I took it for a test drive here and had 3 questions I wanted to answer:

Does few-shot learning work for financial sentiment classification? There’s no strong reason why it shouldn’t, as it does well for other sentiment classification tasks like SST-5. I do wonder if we can get the big gains in the paper and how many data points it takes to classify financial sentiment well, which can be tricky due to financial context/ambiguity.
There are no financial sentence transformers, so would a standard MPnet sentence transformer work better than a FinBERT? It’s a question of tradeoff between embeddings that are already trained on semantic similarity to financial embeddings that ‘understand’ finance better. My initial hypothesis would be that finance is not as esoteric as the medical domain, so a general pre-trained sentence transformer may be better than using a FinBERT that was not trained on semantic similarity.
Finally, if we fine-tune SetFit with all possible data, can it outperform FinBERT? Essentially we are asking (1) are sentence transformers superior to general pre-trained models as a base for sentiment classification and (2) does the two-stage process scale to the entire dataset.

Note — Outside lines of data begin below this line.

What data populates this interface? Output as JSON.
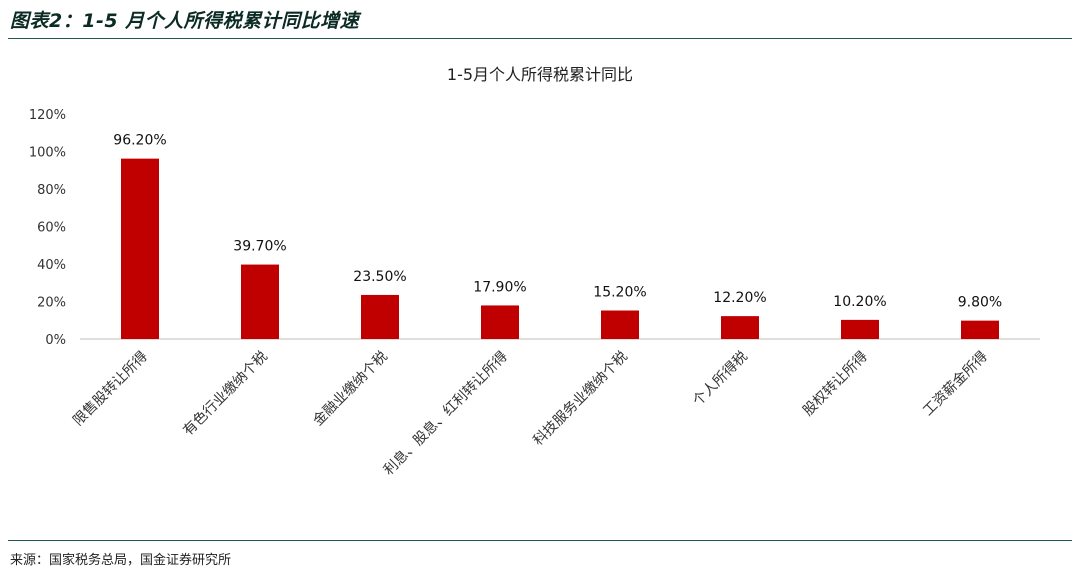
{
  "header": {
    "title": "图表2：1-5 月个人所得税累计同比增速"
  },
  "source": {
    "text": "来源：国家税务总局，国金证券研究所"
  },
  "colors": {
    "bar": "#c00000",
    "rule": "#1f5a52",
    "axis": "#bfbfbf"
  },
  "chart_data": {
    "type": "bar",
    "title": "1-5月个人所得税累计同比",
    "categories": [
      "限售股转让所得",
      "有色行业缴纳个税",
      "金融业缴纳个税",
      "利息、股息、红利转让所得",
      "科技服务业缴纳个税",
      "个人所得税",
      "股权转让所得",
      "工资薪金所得"
    ],
    "values": [
      96.2,
      39.7,
      23.5,
      17.9,
      15.2,
      12.2,
      10.2,
      9.8
    ],
    "data_labels": [
      "96.20%",
      "39.70%",
      "23.50%",
      "17.90%",
      "15.20%",
      "12.20%",
      "10.20%",
      "9.80%"
    ],
    "y_ticks": [
      "0%",
      "20%",
      "40%",
      "60%",
      "80%",
      "100%",
      "120%"
    ],
    "ylim": [
      0,
      120
    ],
    "grid": false,
    "legend": "none"
  }
}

0. Why does it even work in the first place?

Before we dive into the experiments, let’s think about why it works in the first place.

Pre-trained model: We are starting with Sentence Transformers (ST), a solid pretrained baseline that has good semantic representations of sentences based on similarity. A recent paper fine-tuned ST directly for sentiment and found it slightly better than FinBERT.

Contrastive learning: Because there’s very little training data, we need to squeeze everything we can from them — sampling and pairing positive and negative data allows the modeling process to create more examples for the model to learn from during the ST fine-tuning stage. This resampling works to an extent until the pairs themselves are repeated too often, and the model overfits (authors recommend 1 epoch and 20 resampling or iterations).

1. How does SetFit work out of the box for Financial Sentiment?

Naturally, the dataset I defer to is the Financial Phrasebank by Malo et al. Indeed, we see SetFit working on a few-shot basis a lot better than just purely fine-tuning a base FinBERT in a few-shot regime. 20 samples seem to be quite a sweet spot, as mentioned by one of the authors, where the improvement slows down a bit after. It could also be due to the number of iterations that were set as well (which was also 20). Definitely, something to test out.

That said, there is still a relatively big gap from the full model (~5%) even after training on 30 samples per label. Contrast this with the paper’s example, where after 20 samples, SetFit is close to the full model’s accuracy. But this may be due to the potential ambiguity present in the dataset, so more examples are needed to achieve decent results.

2. Can we improve SetFit by switching to a finance backbone?

One of the limitations of current sentence transformers is that there isn’t one that was already trained on financial/business domain sentences. That may be a problem as financial/business terms can have different meanings from typical terms.

Running a pre-trained FinBERT that was trained on news, analyst reports, and filings using the SetFit setup yields results in between SetFit and FinBERT. Two observations:

(1) The SetFit 2-step training process is better than a normal fine-tuning setup in a low data regime.

(2) Financial/Business domain pre-training is not as important as the sentence embedding pre-training. It’s possible that the financial lexicon is covered well enough in the pre-training corpus, so there are not many gains from fine-tuning specifically on financial text. It could also be a consequence of our target corpus, which focuses on

3. Conclusion

Using SetFit-MPNet is probably the best approach for general financial sentiment classification in a low-data regime. I love the simplicity of the approach, and it highlights the power of sentence transformers not just for semantic tasks but also for classification.

Let me know if you do try out my code on your own dataset and see anything different.

PS: I didn’t have the patience/compute to do #3, but these folks did something similar and found sentence transformers to be superior.